Let us now connect to node2 by entering „exit"
and starting a new client container like follows:
(dockerhost)$ sudo docker run -it --rm -e CQLSH_HOST=$(docker inspect --format='{{ .NetworkSettings.IPAddress }}' cassandra-node2) -e CQLSH_PORT=9042 --name cassandra-client --entrypoint=cqlsh cassandra Connected to Test Cluster at 172.17.0.4:9042. [cqlsh 5.0.1 | Cassandra 3.9 | CQL spec 3.4.2 | Native protocol v4] Use HELP for help. cqlsh>
To be honest, I was a little bit confused here and would have expected that I need to connect to port 29042 instead, since I have started node2 with a port mapping from 29042 (outside port) to 9042 (container port). But this is wrong: from the Docker host, we can directly access the node2 container IP address with all its ports, including port 9042. Only, if we want to access container from outside the Docker host, we need to access port 29042 of the Docker host IP address instead of port 9042 of the node2 container:
(dockerhost)$ netstat -an | grep 9042
tcp6 0 0 :::29042 :::* LISTEN
Now let us check on the second node that the data is retained:
Anyway, we are connected to the second node now and can check the data:
cqlsh> use mykeyspace; cqlsh:mykeyspace> select * from usertable where userid = 1;
userid | userfamilyname | usergivenname | userprofession --------+----------------+---------------+---------------- 1 | Veits | Oliver | IT Consultant
(1 rows)
Perfect! The data is still there.
Appendix A: No keyspace has been specified.

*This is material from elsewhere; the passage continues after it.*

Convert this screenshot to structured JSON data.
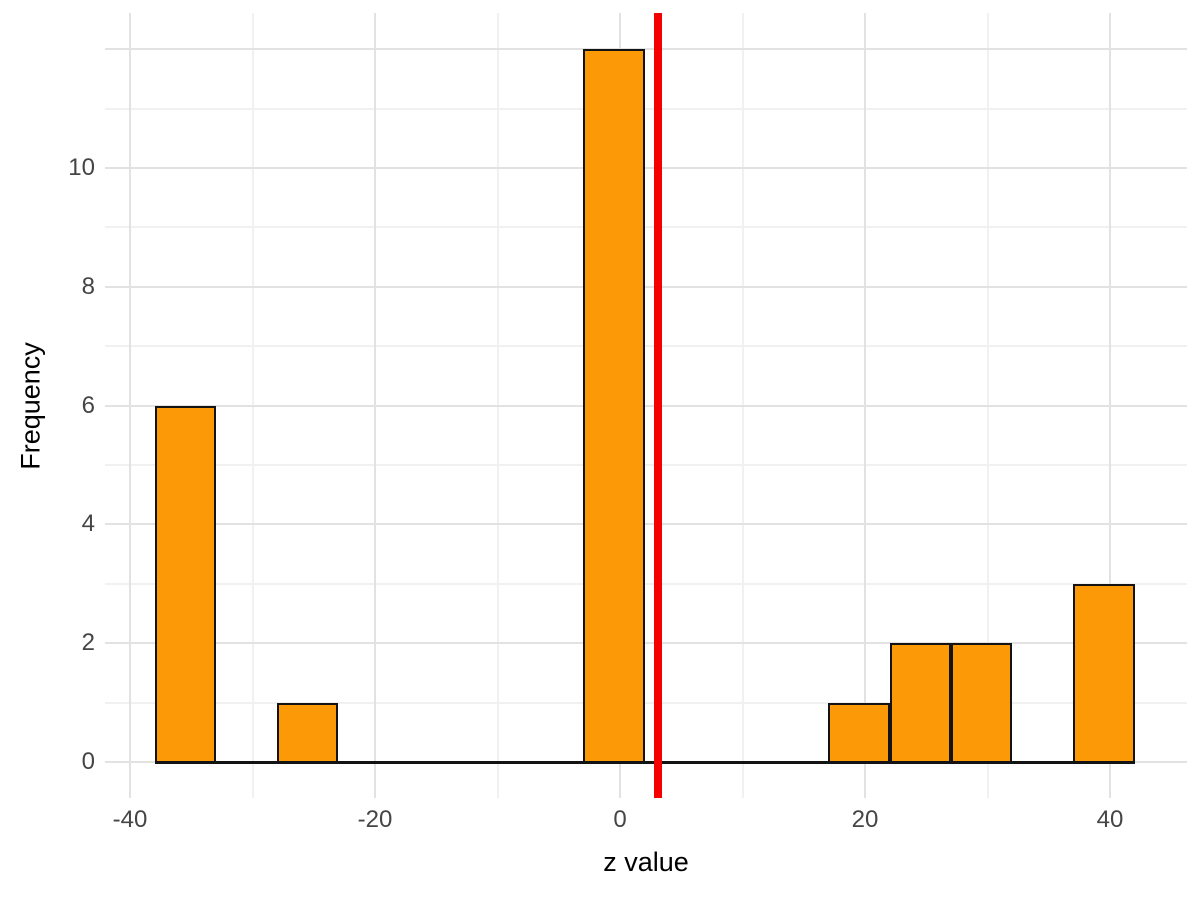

If you get an error message like follows,
cqlsh> select * from usertable where userprofession = 'IT Consultant';
InvalidRequest: Error from server: code=2200 [Invalid query] message="No keyspace has been specified. USE a keyspace, or explicitly specify keyspace.tablename"
Then you have forgotten to prepend the „use mykeyspace; command:
cqlsh> use mykeyspace; cqlsh:mykeyspace> select * from usertable where userid = 1;
userid | userfamilyname | usergivenname | userprofession --------+----------------+---------------+---------------- 1 | Veits | Oliver | IT Consultant
(1 rows)
Summary
In this blog post we have performed the following tasks:
- Introduced Cassandra with a little comparison with Hadoop
- We have started a Cassandra node in a Docker container
- Spun up a second Cassandra node and build a Cassandra cluster
- Started a Cassandra Client in a container
- Added Data with replication factor 2 and performed some CQL commands for a warm-up
- shut down node 2 and verified that the data is still available
- started node 2 again and wait some seconds
- shut down node1 and verified that the data is still available on node2
With this test, we could verify that the data replication between nodes in a Cassandra cluster works and no data is lost if a node fails.